# Confusion over how to calculate fold change error - (Apr/22/2015 )

Some confusion is going around in the lab over how to specifically calculate the error bars for a control group when you present data as 'fold changes'

Let's say I run the same experiment with drug doses 0, 5, and 10 uM on the same set of cells and the instrument I use outputs its readings as arbitrary numbers. The output readings depend heavily on simply what day it is. I get the the following data for 3 experimental replicates

0 5 10 uM

Replicate 1 0.5 1 2

Replicate 2 2 3 7

Replicate 3 5 10 12

If I simply plot that data as a bar graph for each treatment and do ANOVA with Dunnett's post test to test for significance vs. the control group (0), the data isn't significant because of the high variability in the control group as well as the other groups.
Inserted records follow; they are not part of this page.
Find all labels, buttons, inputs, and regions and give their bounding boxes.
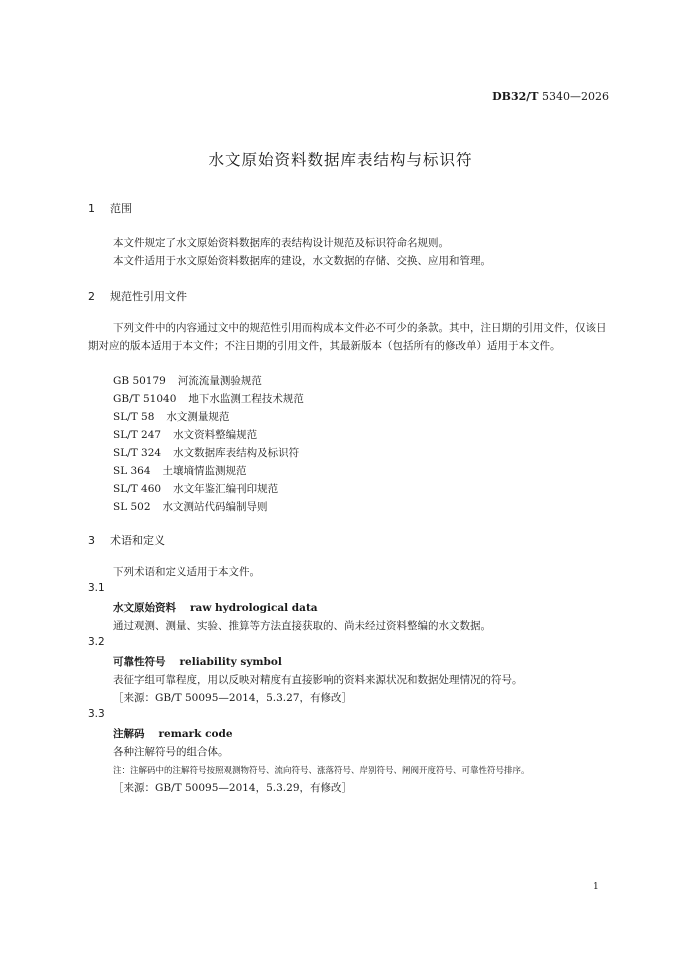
scope-paragraph-1: 本文件规定了水文原始资料数据库的表结构设计规范及标识符命名规则。: [113, 237, 449, 249]
term-definition: 表征字组可靠程度，用以反映对精度有直接影响的资料来源状况和数据处理情况的符号。: [113, 674, 523, 686]
term-heading: 水文原始资料 raw hydrological data: [113, 602, 318, 614]
scope-paragraph-2: 本文件适用于水文原始资料数据库的建设，水文数据的存储、交换、应用和管理。: [113, 255, 491, 267]
term-note: 注：注解码中的注解符号按照观测物符号、流向符号、涨落符号、岸别符号、闸阀开度符号、可靠性符号排序。: [113, 766, 530, 776]
standard-number: DB32/T 5340—2026: [492, 90, 609, 103]
section-3-heading: 3 术语和定义: [88, 534, 165, 547]
term-definition: 通过观测、测量、实验、推算等方法直接获取的、尚未经过资料整编的水文数据。: [113, 620, 491, 632]
terms-intro: 下列术语和定义适用于本文件。: [113, 566, 260, 578]
term-heading: 可靠性符号 reliability symbol: [113, 656, 282, 668]
reference-item: GB 50179 河流流量测验规范: [113, 375, 262, 387]
term-number: 3.1: [88, 582, 105, 594]
reference-item: SL/T 247 水文资料整编规范: [113, 429, 258, 441]
reference-item: SL/T 324 水文数据库表结构及标识符: [113, 447, 300, 459]
term-definition: 各种注解符号的组合体。: [113, 746, 229, 758]
reference-item: SL/T 460 水文年鉴汇编刊印规范: [113, 483, 279, 495]
page-number: 1: [593, 882, 599, 892]
term-number: 3.2: [88, 636, 105, 648]
reference-item: SL 364 土壤墒情监测规范: [113, 465, 247, 477]
section-1-heading: 1 范围: [88, 202, 132, 215]
references-intro: 下列文件中的内容通过文中的规范性引用而构成本文件必不可少的条款。其中，注日期的引用文件，仅该日期对应的版本适用于本文件；不注日期的引用文件，其最新版本（包括所有的修改单）适用于本文件。: [88, 322, 607, 352]
section-2-heading: 2 规范性引用文件: [88, 290, 187, 303]
reference-item: SL/T 58 水文测量规范: [113, 411, 230, 423]
term-source: ［来源：GB/T 50095—2014，5.3.29，有修改］: [113, 782, 353, 794]
term-heading: 注解码 remark code: [113, 728, 233, 740]
term-number: 3.3: [88, 708, 105, 720]
reference-item: GB/T 51040 地下水监测工程技术规范: [113, 393, 304, 405]
document-title: 水文原始资料数据库表结构与标识符: [208, 151, 473, 169]
reference-item: SL 502 水文测站代码编制导则: [113, 501, 268, 513]
term-source: ［来源：GB/T 50095—2014，5.3.27，有修改］: [113, 692, 353, 704]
However if I normalize the data that was obtain for each assay on the days that they were run the data is transformed into the following:

0 5 10 uM

Replicate 1 1 2 4

Replicate 2 1 1.5 3.5

Replicate 3 1 2 2.4

After normalizing and running ANOVA with Dunnett's post test, the data is significant now with 10 uM statistically significant over the control. The only problem is that since everything is normalized based on the day that the expeirments were run, the are no error bars for the control group since it is always 1. In some publications you see control bars with values listed as 1.0 with no error bars while in many other publications you see control bars normalized to 1.0 with error bars. I don't really understand why normalizing first each day and then tabulating the results would be wrong (which would result in a control group with no error bars). Is this wrong? Can someone explain?

You are correct to highlight the assumption of equal variability as a problem for normalised data.

Either use a non parametric ANOVA or a two way ANOVA treating replicates as a separate factor.